Using aliases will only get you so far on PowerShell, so it’s important to commit to learning everything you can about PowerShell’s native commands. We touched on some of these above, but we’re going to break down the main ones in much more detail below.

Get-Help

This command should be at the very top of any new user’s list when it comes to PowerShell. The Get-Help command can be used to literally get help with any other PowerShell command. For example, if you know the name of a command, but you don’t know what it does or how to use it, the Get-Help command provides the full command syntax.

For example, if you wanted to see how Get-Process works, you would type:

PS C:\> Get-Help -Name Get-Process
PS C:\> Set-ExecutionPolicy

As touched on earlier in this guide, Microsoft has a restricted execution policy that prevents scripting on PowerShell unless you change it.
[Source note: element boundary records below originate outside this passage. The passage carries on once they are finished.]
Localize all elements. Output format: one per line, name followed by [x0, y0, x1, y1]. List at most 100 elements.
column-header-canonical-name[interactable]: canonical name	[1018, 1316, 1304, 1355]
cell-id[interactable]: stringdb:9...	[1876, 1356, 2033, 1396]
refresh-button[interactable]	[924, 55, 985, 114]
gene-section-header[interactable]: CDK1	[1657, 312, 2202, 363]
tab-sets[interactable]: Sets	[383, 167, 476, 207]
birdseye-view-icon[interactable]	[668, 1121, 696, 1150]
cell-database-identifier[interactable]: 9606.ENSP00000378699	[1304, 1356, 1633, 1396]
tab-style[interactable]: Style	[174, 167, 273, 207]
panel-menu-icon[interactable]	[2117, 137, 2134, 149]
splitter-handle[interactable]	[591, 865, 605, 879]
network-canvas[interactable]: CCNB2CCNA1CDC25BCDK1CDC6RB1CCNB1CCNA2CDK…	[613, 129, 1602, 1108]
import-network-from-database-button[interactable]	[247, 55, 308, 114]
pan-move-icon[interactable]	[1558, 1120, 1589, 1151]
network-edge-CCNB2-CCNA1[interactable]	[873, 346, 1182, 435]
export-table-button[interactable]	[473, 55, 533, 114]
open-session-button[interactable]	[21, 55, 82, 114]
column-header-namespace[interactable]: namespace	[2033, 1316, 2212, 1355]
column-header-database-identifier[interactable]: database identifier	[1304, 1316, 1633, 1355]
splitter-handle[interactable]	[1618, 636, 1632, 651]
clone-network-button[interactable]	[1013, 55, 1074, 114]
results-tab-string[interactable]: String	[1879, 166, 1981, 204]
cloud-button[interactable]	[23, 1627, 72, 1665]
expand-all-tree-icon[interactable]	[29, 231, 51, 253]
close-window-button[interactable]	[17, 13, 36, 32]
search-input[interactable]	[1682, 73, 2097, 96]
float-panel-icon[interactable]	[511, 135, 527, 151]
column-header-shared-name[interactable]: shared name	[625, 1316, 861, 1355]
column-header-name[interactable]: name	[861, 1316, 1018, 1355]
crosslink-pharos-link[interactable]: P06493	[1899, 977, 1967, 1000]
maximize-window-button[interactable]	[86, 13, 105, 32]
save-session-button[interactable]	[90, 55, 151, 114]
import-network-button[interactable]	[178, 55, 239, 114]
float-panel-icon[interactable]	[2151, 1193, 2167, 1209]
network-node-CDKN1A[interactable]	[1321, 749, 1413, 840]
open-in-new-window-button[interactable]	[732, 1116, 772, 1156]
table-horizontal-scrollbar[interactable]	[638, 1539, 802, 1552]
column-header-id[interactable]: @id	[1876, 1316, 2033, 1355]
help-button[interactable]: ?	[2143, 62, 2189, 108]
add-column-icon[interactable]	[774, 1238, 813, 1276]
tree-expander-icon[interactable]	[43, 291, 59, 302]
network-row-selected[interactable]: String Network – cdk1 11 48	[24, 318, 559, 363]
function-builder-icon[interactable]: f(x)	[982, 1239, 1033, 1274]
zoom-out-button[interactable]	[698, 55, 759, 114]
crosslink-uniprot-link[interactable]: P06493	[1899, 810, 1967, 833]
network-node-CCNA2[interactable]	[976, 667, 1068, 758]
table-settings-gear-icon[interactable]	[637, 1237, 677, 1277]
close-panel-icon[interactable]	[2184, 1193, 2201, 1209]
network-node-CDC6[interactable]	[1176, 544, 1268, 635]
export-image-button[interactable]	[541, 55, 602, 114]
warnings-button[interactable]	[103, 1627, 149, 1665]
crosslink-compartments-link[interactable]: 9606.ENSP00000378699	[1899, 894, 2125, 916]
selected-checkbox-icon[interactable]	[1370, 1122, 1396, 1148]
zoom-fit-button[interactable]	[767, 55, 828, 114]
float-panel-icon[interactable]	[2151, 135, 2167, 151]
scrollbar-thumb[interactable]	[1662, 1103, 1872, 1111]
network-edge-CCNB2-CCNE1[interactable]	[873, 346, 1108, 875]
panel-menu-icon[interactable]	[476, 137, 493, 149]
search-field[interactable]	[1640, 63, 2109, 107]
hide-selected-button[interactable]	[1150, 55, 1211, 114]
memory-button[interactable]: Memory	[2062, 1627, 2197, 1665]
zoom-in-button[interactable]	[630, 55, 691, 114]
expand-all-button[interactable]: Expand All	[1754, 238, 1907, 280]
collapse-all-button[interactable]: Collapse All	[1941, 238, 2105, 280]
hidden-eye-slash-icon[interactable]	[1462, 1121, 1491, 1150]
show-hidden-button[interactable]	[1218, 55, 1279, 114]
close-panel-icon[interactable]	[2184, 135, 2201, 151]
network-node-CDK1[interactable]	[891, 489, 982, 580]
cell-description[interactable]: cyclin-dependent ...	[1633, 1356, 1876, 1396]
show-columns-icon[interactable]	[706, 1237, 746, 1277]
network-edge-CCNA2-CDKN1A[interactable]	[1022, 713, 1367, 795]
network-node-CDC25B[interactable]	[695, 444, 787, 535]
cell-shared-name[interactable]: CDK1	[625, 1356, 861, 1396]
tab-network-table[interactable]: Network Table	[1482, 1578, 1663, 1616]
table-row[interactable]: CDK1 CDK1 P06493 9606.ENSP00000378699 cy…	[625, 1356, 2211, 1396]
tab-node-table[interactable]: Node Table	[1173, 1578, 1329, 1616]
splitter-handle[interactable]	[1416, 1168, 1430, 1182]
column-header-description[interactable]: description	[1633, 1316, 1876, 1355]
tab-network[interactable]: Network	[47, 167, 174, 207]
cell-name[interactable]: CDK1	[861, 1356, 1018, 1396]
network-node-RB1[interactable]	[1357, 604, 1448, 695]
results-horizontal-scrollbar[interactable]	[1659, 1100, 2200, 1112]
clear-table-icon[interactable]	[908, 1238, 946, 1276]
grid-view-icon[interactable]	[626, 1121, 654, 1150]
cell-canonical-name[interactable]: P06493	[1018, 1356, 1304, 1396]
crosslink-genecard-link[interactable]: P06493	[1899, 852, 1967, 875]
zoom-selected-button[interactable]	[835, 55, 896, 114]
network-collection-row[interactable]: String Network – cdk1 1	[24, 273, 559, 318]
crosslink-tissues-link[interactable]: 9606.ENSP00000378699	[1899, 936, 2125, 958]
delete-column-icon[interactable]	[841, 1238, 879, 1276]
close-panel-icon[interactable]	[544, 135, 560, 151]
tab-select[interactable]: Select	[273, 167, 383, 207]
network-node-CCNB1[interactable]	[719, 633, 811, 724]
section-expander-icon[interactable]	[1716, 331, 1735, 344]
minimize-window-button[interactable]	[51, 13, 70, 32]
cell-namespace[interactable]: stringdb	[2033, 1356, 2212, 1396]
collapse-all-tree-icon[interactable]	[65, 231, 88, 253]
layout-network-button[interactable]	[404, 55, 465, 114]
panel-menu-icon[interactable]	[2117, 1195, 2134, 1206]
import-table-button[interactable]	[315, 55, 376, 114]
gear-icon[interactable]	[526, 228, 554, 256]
When setting the execution policy, you have four options to choose from:

  • Restricted – The default execution policy that stops scripts from running.
  • All Signed – Will run scripts if they are signed by a trusted publisher
  • Remote Signed – Allows scripts to run which have been created locally
  • Unrestricted – A policy with no restrictions on running scripts
PS C:\> Get-ExecutionPolicy

If you’re using PowerShell, you may not always work on a server that you’re familiar with. Running the command Get-Execution Policy will allow you to see which policy is active on the server before running a new script. If you then see the server in question operating under a restricted policy, you can then implement the Set-ExecutionPolicy command to change it.